"Sean O'Rourke" sorourke@cs.ucsd.edu writes:
This patch lets SLIME support Eldoc (i.e. flashing argument lists in the minibuffer). Inspired by semantic/cedet, which does this for many languages.
Nice idea! I haven't seen Eldoc before.
Could we use our own `post-command-hook' instead of advising eldoc? That seems safer to me (in terms of avoiding accidentally getting elisp-specific information in common lisp buffers). Would it do the same thing?

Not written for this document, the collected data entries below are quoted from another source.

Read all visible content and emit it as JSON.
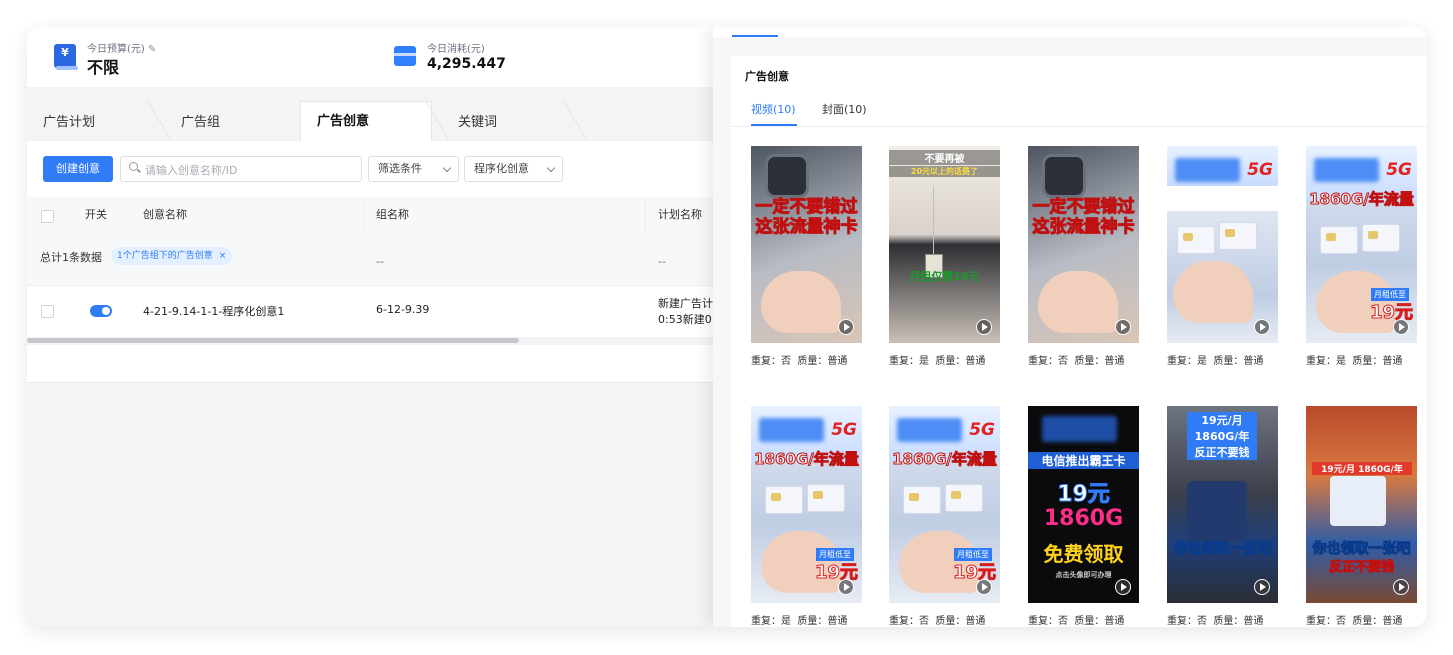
{
  "stats": {
    "budget_label": "今日预算(元)",
    "budget_value": "不限",
    "spend_label": "今日消耗(元)",
    "spend_value": "4,295.447"
  },
  "level_tabs": [
    "广告计划",
    "广告组",
    "广告创意",
    "关键词"
  ],
  "active_tab": "广告创意",
  "toolbar": {
    "create_label": "创建创意",
    "search_placeholder": "请输入创意名称/ID",
    "filter_label": "筛选条件",
    "type_label": "程序化创意"
  },
  "table": {
    "columns": [
      "开关",
      "创意名称",
      "组名称",
      "计划名称"
    ],
    "summary_text": "总计1条数据",
    "summary_chip": "1个广告组下的广告创意",
    "summary_dash_group": "--",
    "summary_dash_plan": "--",
    "rows": [
      {
        "switch_on": true,
        "creative_name": "4-21-9.14-1-1-程序化创意1",
        "group_name": "6-12-9.39",
        "plan_name_line1": "新建广告计",
        "plan_name_line2": "0:53新建0"
      }
    ]
  },
  "creative_panel": {
    "title": "广告创意",
    "tabs": [
      "视频(10)",
      "封面(10)"
    ],
    "active_tab": "视频(10)",
    "dup_label": "重复：",
    "quality_label": "质量：",
    "items": [
      {
        "dup": "否",
        "quality": "普通",
        "overlay_top": "一定不要错过",
        "overlay_bottom": "这张流量神卡",
        "style": "phone"
      },
      {
        "dup": "是",
        "quality": "普通",
        "overlay_top": "不要再被",
        "overlay_sub": "20元以上的话费了",
        "price_text": "月租仅需19元",
        "style": "necklace"
      },
      {
        "dup": "否",
        "quality": "普通",
        "overlay_top": "一定不要错过",
        "overlay_bottom": "这张流量神卡",
        "style": "phone"
      },
      {
        "dup": "是",
        "quality": "普通",
        "g5": "5G",
        "style": "sim"
      },
      {
        "dup": "是",
        "quality": "普通",
        "g5": "5G",
        "overlay_top": "1860G/年流量",
        "price_label": "月租低至",
        "price": "19元",
        "style": "sim2"
      },
      {
        "dup": "是",
        "quality": "普通",
        "g5": "5G",
        "overlay_top": "1860G/年流量",
        "price_label": "月租低至",
        "price": "19元",
        "style": "sim2"
      },
      {
        "dup": "否",
        "quality": "普通",
        "g5": "5G",
        "overlay_top": "1860G/年流量",
        "price_label": "月租低至",
        "price": "19元",
        "style": "sim2"
      },
      {
        "dup": "否",
        "quality": "普通",
        "line1": "电信推出霸王卡",
        "line2": "19元",
        "line3": "1860G",
        "line4": "免费领取",
        "line5": "点击头像即可办理",
        "style": "dark"
      },
      {
        "dup": "否",
        "quality": "普通",
        "top1": "19元/月",
        "top2": "1860G/年",
        "top3": "反正不要钱",
        "bottom1": "你也领取一张吧",
        "style": "card"
      },
      {
        "dup": "否",
        "quality": "普通",
        "top1": "19元/月 1860G/年",
        "bottom1": "你也领取一张吧",
        "bottom2": "反正不要钱",
        "style": "card2"
      }
    ]
  }
}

I dig Eldoc and I'd like to commit support in SLIME. I have a couple of requests though. The first is a boring portability issue - Emacs20 doesn't have hashtables, so they're a luxury we can't afford. I think symbol property lists could be used for the cache instead though. The next question is - do we need a cache? If so, I'd like to skip the cache for 'spacebar' arglist lookups, just to make sure it gets refreshed when needed. Sound ok?
BTW, the fix for the problem Andras mentioned is this:
(slime-eval-async
`(swank:arglist-string ,symbol-name)
(slime-buffer-package)
(lexical-let ((symbol-name symbol-name)
Add this line: (show show))
(lambda (arglist)
(funcall show "%s"
(setf (gethash symbol-name slime-arglist-cache)
(slime-format-arglist symbol-name arglist)))))))))
This is because `slime-eval-async' returns right away, but queues up its continuation argument to be funcall'd later when Lisp sends the result back. So by the time the function is called, all the dynamic bindings are undone - any variables needed in the continuation have to be moved into lexical bindings.